Pada tanggal 16 Agustus 2019, Presiden Jokowi dalam Pidato Kenegaraannya di hadapan Sidang MPR menyampaikan rencana untuk memindahkan IKN dan kemudian disusul dengan Pengumuman Pemindahan IKN ke wilayah Kalimantan Timur oleh Presiden pada tanggal 26 Agustus 2019. Pemindahan itu didasarkan pada kajian yang dilakukan oleh Bappenas, yang menyimpulkan bahwa performa Provinsi DKI Jakarta sebagai IKN sudah tidak lagi mampu mengemban peran sebagai IKN secara optimal dengan semakin pesatnya pertambahan penduduk yang tidak terkendali, penurunan kondisi dan fungsi lingkungan, tingkat kenyamanan hidup yang semakin menurun, serta ketidakmerataan persebaran pertumbuhan ekonomi di luar DKI Jakarta dan Pulau Jawa dengan wilayah lain di NKRI.

Setelah Presiden Jokowi menyampaikan rencana pemindahan IKN ke Kalimantan Timur, implikasi apa yang dihadapi oleh Jakarta. Sambil menunggu realisasi pemindahan IKN maka perlu dilakukan persiapan yang matang dan komprehensif.
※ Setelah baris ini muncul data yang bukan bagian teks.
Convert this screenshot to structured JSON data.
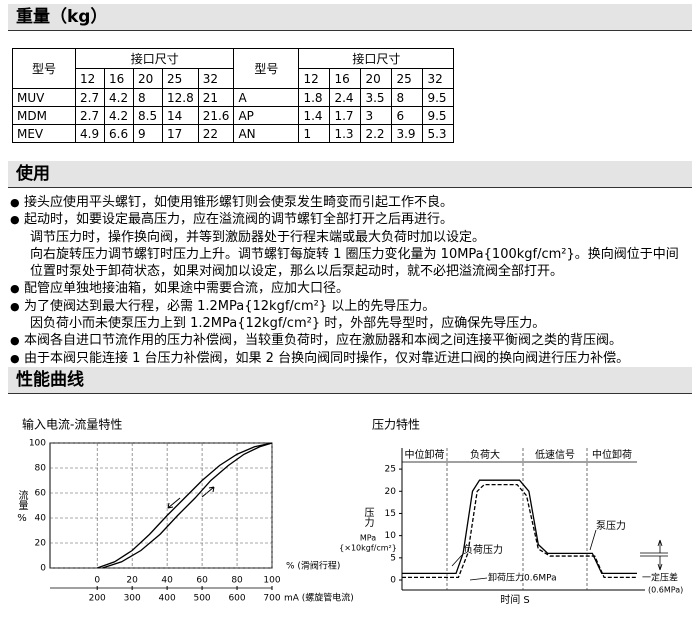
{
  "weight": {
    "title": "重量（kg）",
    "table": {
      "model_header": "型号",
      "port_header": "接口尺寸",
      "sizes": [
        "12",
        "16",
        "20",
        "25",
        "32"
      ],
      "left_rows": [
        [
          "MUV",
          "2.7",
          "4.2",
          "8",
          "12.8",
          "21"
        ],
        [
          "MDM",
          "2.7",
          "4.2",
          "8.5",
          "14",
          "21.6"
        ],
        [
          "MEV",
          "4.9",
          "6.6",
          "9",
          "17",
          "22"
        ]
      ],
      "right_rows": [
        [
          "A",
          "1.8",
          "2.4",
          "3.5",
          "8",
          "9.5"
        ],
        [
          "AP",
          "1.4",
          "1.7",
          "3",
          "6",
          "9.5"
        ],
        [
          "AN",
          "1",
          "1.3",
          "2.2",
          "3.9",
          "5.3"
        ]
      ]
    }
  },
  "usage": {
    "title": "使用",
    "items": [
      [
        "接头应使用平头螺钉，如使用锥形螺钉则会使泵发生畸变而引起工作不良。"
      ],
      [
        "起动时，如要设定最高压力，应在溢流阀的调节螺钉全部打开之后再进行。",
        "调节压力时，操作换向阀，并等到激励器处于行程末端或最大负荷时加以设定。",
        "向右旋转压力调节螺钉时压力上升。调节螺钉每旋转 1 圈压力变化量为 10MPa{100kgf/cm²}。换向阀位于中间",
        "位置时泵处于卸荷状态，如果对阀加以设定，那么以后泵起动时，就不必把溢流阀全部打开。"
      ],
      [
        "配管应单独地接油箱，如果途中需要合流，应加大口径。"
      ],
      [
        "为了使阀达到最大行程，必需 1.2MPa{12kgf/cm²} 以上的先导压力。",
        "因负荷小而未使泵压力上到 1.2MPa{12kgf/cm²} 时，外部先导型时，应确保先导压力。"
      ],
      [
        "本阀各自进口节流作用的压力补偿阀，当较重负荷时，应在激励器和本阀之间连接平衡阀之类的背压阀。"
      ],
      [
        "由于本阀只能连接 1 台压力补偿阀，如果 2 台换向阀同时操作，仅对靠近进口阀的换向阀进行压力补偿。"
      ]
    ]
  },
  "performance": {
    "title": "性能曲线",
    "charts": [
      {
        "type": "line",
        "title": "输入电流-流量特性",
        "ylabel": "流量",
        "yunit": "%",
        "xlabel": "% (滑阀行程)",
        "x2label": "mA (螺旋管电流)",
        "xlim": [
          -27,
          100
        ],
        "xticks": [
          0,
          20,
          40,
          60,
          80,
          100
        ],
        "x2lim": [
          65,
          700
        ],
        "x2ticks": [
          200,
          300,
          400,
          500,
          600,
          700
        ],
        "ylim": [
          0,
          100
        ],
        "yticks": [
          0,
          20,
          40,
          60,
          80,
          100
        ],
        "grid": true,
        "series": [
          {
            "color": "#000000",
            "x": [
              0,
              10,
              20,
              30,
              40,
              50,
              60,
              70,
              80,
              90,
              100
            ],
            "values": [
              0,
              5,
              14,
              27,
              42,
              56,
              70,
              82,
              91,
              97,
              100
            ]
          },
          {
            "color": "#000000",
            "x": [
              3,
              14,
              25,
              36,
              46,
              56,
              65,
              75,
              84,
              93,
              100
            ],
            "values": [
              0,
              5,
              14,
              27,
              42,
              56,
              70,
              82,
              91,
              97,
              100
            ]
          }
        ]
      },
      {
        "type": "line",
        "title": "压力特性",
        "phases": [
          "中位卸荷",
          "负荷大",
          "低速信号",
          "中位卸荷"
        ],
        "ylabel": "压力",
        "yunit": "MPa",
        "yunit2": "{×10kgf/cm²}",
        "xlabel": "时间 S",
        "xlim": [
          0,
          10
        ],
        "ylim": [
          -2.25,
          27.5
        ],
        "yticks": [
          0,
          5,
          10,
          15,
          20,
          25
        ],
        "series": [
          {
            "label": "泵压力",
            "color": "#000000",
            "dash": false,
            "x": [
              0,
              2.3,
              2.6,
              3.0,
              3.3,
              5.0,
              5.4,
              5.8,
              6.2,
              8.1,
              8.5,
              10
            ],
            "values": [
              1.5,
              1.5,
              6,
              20,
              22.5,
              22.5,
              20,
              8,
              6,
              6,
              1.5,
              1.5
            ]
          },
          {
            "label": "负荷压力",
            "color": "#000000",
            "dash": true,
            "x": [
              0,
              2.4,
              2.8,
              3.2,
              3.5,
              4.9,
              5.3,
              5.8,
              6.3,
              8.2,
              8.6,
              10
            ],
            "values": [
              0.6,
              0.6,
              6,
              20,
              21.5,
              21.5,
              19,
              7,
              5.4,
              5.4,
              0.6,
              0.6
            ]
          }
        ],
        "annotations": [
          "卸荷压力0.6MPa",
          "一定压差",
          "(0.6MPa)"
        ]
      }
    ]
  }
}
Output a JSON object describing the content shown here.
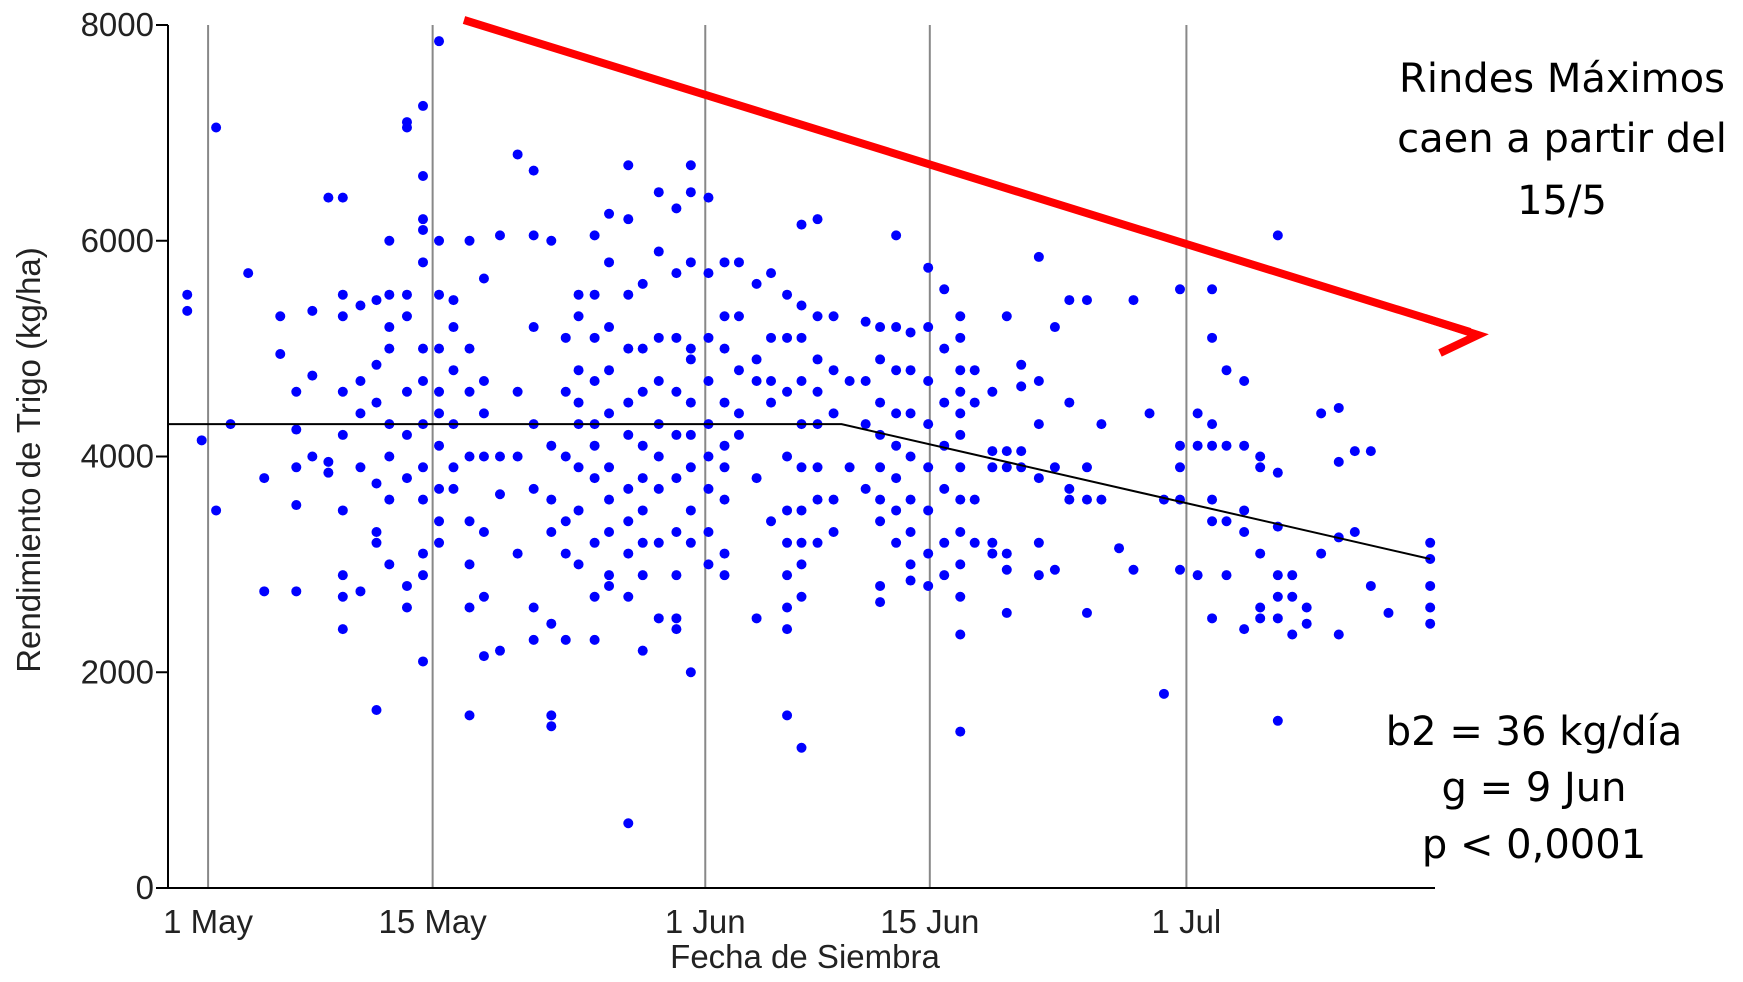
{
  "chart_data": {
    "type": "scatter",
    "xlabel": "Fecha de Siembra",
    "ylabel": "Rendimiento de Trigo (kg/ha)",
    "xlim": [
      118.5,
      197.5
    ],
    "ylim": [
      0,
      8000
    ],
    "xticks": [
      {
        "value": 121,
        "label": "1 May"
      },
      {
        "value": 135,
        "label": "15 May"
      },
      {
        "value": 152,
        "label": "1 Jun"
      },
      {
        "value": 166,
        "label": "15 Jun"
      },
      {
        "value": 182,
        "label": "1 Jul"
      }
    ],
    "yticks": [
      0,
      2000,
      4000,
      6000,
      8000
    ],
    "grid": true,
    "color": "#0000ff",
    "x": [
      119.7,
      119.7,
      120.6,
      121.5,
      121.5,
      122.4,
      123.5,
      124.5,
      124.5,
      125.5,
      125.5,
      126.5,
      126.5,
      126.5,
      126.5,
      126.5,
      127.5,
      127.5,
      127.5,
      128.5,
      128.5,
      128.5,
      129.4,
      129.4,
      129.4,
      129.4,
      129.4,
      129.4,
      129.4,
      129.4,
      129.4,
      130.5,
      130.5,
      130.5,
      130.5,
      130.5,
      131.5,
      131.5,
      131.5,
      131.5,
      131.5,
      131.5,
      131.5,
      132.3,
      132.3,
      132.3,
      132.3,
      132.3,
      132.3,
      132.3,
      132.3,
      133.4,
      133.4,
      133.4,
      133.4,
      133.4,
      133.4,
      133.4,
      133.4,
      133.4,
      134.4,
      134.4,
      134.4,
      134.4,
      134.4,
      134.4,
      134.4,
      134.4,
      134.4,
      134.4,
      134.4,
      134.4,
      134.4,
      135.4,
      135.4,
      135.4,
      135.4,
      135.4,
      135.4,
      135.4,
      135.4,
      135.4,
      135.4,
      136.3,
      136.3,
      136.3,
      136.3,
      136.3,
      136.3,
      137.3,
      137.3,
      137.3,
      137.3,
      137.3,
      137.3,
      137.3,
      137.3,
      138.2,
      138.2,
      138.2,
      138.2,
      138.2,
      138.2,
      138.2,
      139.2,
      139.2,
      139.2,
      139.2,
      140.3,
      140.3,
      140.3,
      140.3,
      141.3,
      141.3,
      141.3,
      141.3,
      141.3,
      141.3,
      141.3,
      142.4,
      142.4,
      142.4,
      142.4,
      142.4,
      142.4,
      142.4,
      143.3,
      143.3,
      143.3,
      143.3,
      143.3,
      143.3,
      144.1,
      144.1,
      144.1,
      144.1,
      144.1,
      144.1,
      144.1,
      144.1,
      145.1,
      145.1,
      145.1,
      145.1,
      145.1,
      145.1,
      145.1,
      145.1,
      145.1,
      145.1,
      146,
      146,
      146,
      146,
      146,
      146,
      146,
      146,
      146,
      146,
      147.2,
      147.2,
      147.2,
      147.2,
      147.2,
      147.2,
      147.2,
      147.2,
      147.2,
      147.2,
      147.2,
      148.1,
      148.1,
      148.1,
      148.1,
      148.1,
      148.1,
      148.1,
      148.1,
      148.1,
      149.1,
      149.1,
      149.1,
      149.1,
      149.1,
      149.1,
      149.1,
      149.1,
      149.1,
      150.2,
      150.2,
      150.2,
      150.2,
      150.2,
      150.2,
      150.2,
      150.2,
      150.2,
      150.2,
      151.1,
      151.1,
      151.1,
      151.1,
      151.1,
      151.1,
      151.1,
      151.1,
      151.1,
      151.1,
      151.1,
      152.2,
      152.2,
      152.2,
      152.2,
      152.2,
      152.2,
      152.2,
      152.2,
      152.2,
      153.2,
      153.2,
      153.2,
      153.2,
      153.2,
      153.2,
      153.2,
      153.2,
      153.2,
      154.1,
      154.1,
      154.1,
      154.1,
      154.1,
      155.2,
      155.2,
      155.2,
      155.2,
      155.2,
      156.1,
      156.1,
      156.1,
      156.1,
      156.1,
      157.1,
      157.1,
      157.1,
      157.1,
      157.1,
      157.1,
      157.1,
      157.1,
      157.1,
      157.1,
      158,
      158,
      158,
      158,
      158,
      158,
      158,
      158,
      158,
      158,
      158,
      159,
      159,
      159,
      159,
      159,
      159,
      159,
      159,
      160,
      160,
      160,
      160,
      160,
      161,
      161,
      162,
      162,
      162,
      162,
      162.9,
      162.9,
      162.9,
      162.9,
      162.9,
      162.9,
      162.9,
      162.9,
      162.9,
      163.9,
      163.9,
      163.9,
      163.9,
      163.9,
      163.9,
      163.9,
      163.9,
      164.8,
      164.8,
      164.8,
      164.8,
      164.8,
      164.8,
      164.8,
      164.8,
      165.9,
      165.9,
      165.9,
      165.9,
      165.9,
      165.9,
      165.9,
      165.9,
      166.9,
      166.9,
      166.9,
      166.9,
      166.9,
      166.9,
      166.9,
      167.9,
      167.9,
      167.9,
      167.9,
      167.9,
      167.9,
      167.9,
      167.9,
      167.9,
      167.9,
      167.9,
      167.9,
      167.9,
      168.8,
      168.8,
      168.8,
      168.8,
      169.9,
      169.9,
      169.9,
      169.9,
      169.9,
      170.8,
      170.8,
      170.8,
      170.8,
      170.8,
      170.8,
      171.7,
      171.7,
      171.7,
      171.7,
      172.8,
      172.8,
      172.8,
      172.8,
      172.8,
      172.8,
      173.8,
      173.8,
      173.8,
      174.7,
      174.7,
      174.7,
      174.7,
      175.8,
      175.8,
      175.8,
      175.8,
      176.7,
      176.7,
      177.8,
      178.7,
      178.7,
      179.7,
      180.6,
      180.6,
      181.6,
      181.6,
      181.6,
      181.6,
      181.6,
      182.7,
      182.7,
      182.7,
      183.6,
      183.6,
      183.6,
      183.6,
      183.6,
      183.6,
      183.6,
      184.5,
      184.5,
      184.5,
      184.5,
      185.6,
      185.6,
      185.6,
      185.6,
      185.6,
      186.6,
      186.6,
      186.6,
      186.6,
      186.6,
      187.7,
      187.7,
      187.7,
      187.7,
      187.7,
      187.7,
      187.7,
      188.6,
      188.6,
      188.6,
      189.5,
      189.5,
      190.4,
      190.4,
      191.5,
      191.5,
      191.5,
      191.5,
      192.5,
      192.5,
      193.5,
      193.5,
      194.6,
      197.2,
      197.2,
      197.2,
      197.2,
      197.2
    ],
    "values": [
      5500,
      5350,
      4150,
      7050,
      3500,
      4300,
      5700,
      3800,
      2750,
      5300,
      4950,
      4600,
      4250,
      3900,
      3550,
      2750,
      5350,
      4750,
      4000,
      6400,
      3950,
      3850,
      6400,
      5500,
      5300,
      4600,
      4200,
      3500,
      2900,
      2700,
      2400,
      5400,
      4700,
      4400,
      3900,
      2750,
      5450,
      4850,
      4500,
      3750,
      3300,
      3200,
      1650,
      6000,
      5500,
      5200,
      5000,
      4300,
      4000,
      3600,
      3000,
      7100,
      7050,
      5500,
      5300,
      4600,
      4200,
      3800,
      2800,
      2600,
      7250,
      6600,
      6200,
      6100,
      5800,
      5000,
      4700,
      4300,
      3900,
      3600,
      3100,
      2900,
      2100,
      7850,
      6000,
      5500,
      5000,
      4600,
      4400,
      4100,
      3700,
      3400,
      3200,
      5450,
      5200,
      4800,
      4300,
      3900,
      3700,
      6000,
      5000,
      4600,
      4000,
      3400,
      3000,
      2600,
      1600,
      5650,
      4700,
      4400,
      4000,
      3300,
      2700,
      2150,
      6050,
      4000,
      3650,
      2200,
      6800,
      4600,
      4000,
      3100,
      6650,
      6050,
      5200,
      4300,
      3700,
      2600,
      2300,
      6000,
      4100,
      3600,
      3300,
      2450,
      1600,
      1500,
      5100,
      4600,
      4000,
      3400,
      3100,
      2300,
      5500,
      5300,
      4800,
      4500,
      4300,
      3900,
      3500,
      3000,
      6050,
      5500,
      5100,
      4700,
      4300,
      4100,
      3800,
      3200,
      2700,
      2300,
      6250,
      5800,
      5200,
      4800,
      4400,
      3900,
      3600,
      3300,
      2900,
      2800,
      6700,
      6200,
      5500,
      5000,
      4500,
      4200,
      3700,
      3400,
      3100,
      2700,
      600,
      5600,
      5000,
      4600,
      4100,
      3800,
      3500,
      3200,
      2900,
      2200,
      6450,
      5900,
      5100,
      4700,
      4300,
      4000,
      3700,
      3200,
      2500,
      6300,
      5700,
      5100,
      4600,
      4200,
      3800,
      3300,
      2900,
      2500,
      2400,
      6700,
      6450,
      5800,
      5000,
      4900,
      4500,
      4200,
      3900,
      3500,
      3200,
      2000,
      6400,
      5700,
      5100,
      4700,
      4300,
      4000,
      3700,
      3300,
      3000,
      5800,
      5300,
      5000,
      4500,
      4100,
      3900,
      3600,
      3100,
      2900,
      5800,
      5300,
      4800,
      4400,
      4200,
      5600,
      4900,
      4700,
      3800,
      2500,
      5700,
      5100,
      4700,
      4500,
      3400,
      5500,
      5100,
      4600,
      4000,
      3500,
      3200,
      2900,
      2600,
      2400,
      1600,
      6150,
      5400,
      5100,
      4700,
      4300,
      3900,
      3500,
      3200,
      3000,
      2700,
      1300,
      6200,
      5300,
      4900,
      4600,
      4300,
      3900,
      3600,
      3200,
      5300,
      4800,
      4400,
      3600,
      3300,
      4700,
      3900,
      5250,
      4700,
      4300,
      3700,
      5200,
      4900,
      4500,
      4200,
      3900,
      3600,
      3400,
      2800,
      2650,
      6050,
      5200,
      4800,
      4400,
      4100,
      3800,
      3500,
      3200,
      5150,
      4800,
      4400,
      4000,
      3600,
      3300,
      3000,
      2850,
      5750,
      5200,
      4700,
      4300,
      3900,
      3500,
      3100,
      2800,
      5550,
      5000,
      4500,
      4100,
      3700,
      3200,
      2900,
      5300,
      5100,
      4800,
      4600,
      4400,
      4200,
      3900,
      3600,
      3300,
      3000,
      2700,
      2350,
      1450,
      4800,
      4500,
      3600,
      3200,
      4600,
      4050,
      3900,
      3200,
      3100,
      5300,
      4050,
      3900,
      3100,
      2950,
      2550,
      4850,
      4650,
      4050,
      3900,
      5850,
      4700,
      4300,
      3800,
      3200,
      2900,
      5200,
      3900,
      2950,
      5450,
      4500,
      3700,
      3600,
      5450,
      3900,
      3600,
      2550,
      4300,
      3600,
      3150,
      5450,
      2950,
      4400,
      3600,
      1800,
      5550,
      4100,
      3900,
      3600,
      2950,
      4400,
      4100,
      2900,
      5550,
      5100,
      4300,
      4100,
      3600,
      3400,
      2500,
      4800,
      4100,
      3400,
      2900,
      4700,
      4100,
      3500,
      3300,
      2400,
      4000,
      3900,
      3100,
      2600,
      2500,
      6050,
      3850,
      3350,
      2900,
      2700,
      2500,
      1550,
      2900,
      2700,
      2350,
      2600,
      2450,
      4400,
      3100,
      4450,
      3950,
      3250,
      2350,
      4050,
      3300,
      4050,
      2800,
      2550,
      3200,
      3050,
      2800,
      2600,
      2450
    ],
    "trend": {
      "x": [
        118.5,
        160.5,
        197.2
      ],
      "values": [
        4300,
        4300,
        3050
      ],
      "color": "#000000"
    },
    "annotations": [
      {
        "lines": [
          "Rindes Máximos",
          "caen a partir del",
          "15/5"
        ]
      },
      {
        "lines": [
          "b2 = 36 kg/día",
          "g = 9 Jun",
          "p < 0,0001"
        ]
      }
    ]
  }
}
Tulisan ini mencoba mengulas secara sederhana (belum mendalam) pilihan-pilihan apa yang kemungkinan bisa menjadi jalan keluar apabila pemindahan IKN ke wilayah Kalimantan Timur direalisasikan. Kondisi pandemi Covid-19 saat ini sedikit banyak akan berpengaruh terhadap realisasi pemindahan IKN ini. Tetapi karena pemindahan IKN ini menjadi salah satu program Presiden Jokowi, maka sebaiknya pemindahan IKN direalisasikan pada masa pemerintahan Presiden Jokowi. Apabila ganti Presiden pemindahan IKN ini belum direalisasikan, belum tentu pengganti Jokowi akan melanjutkannya.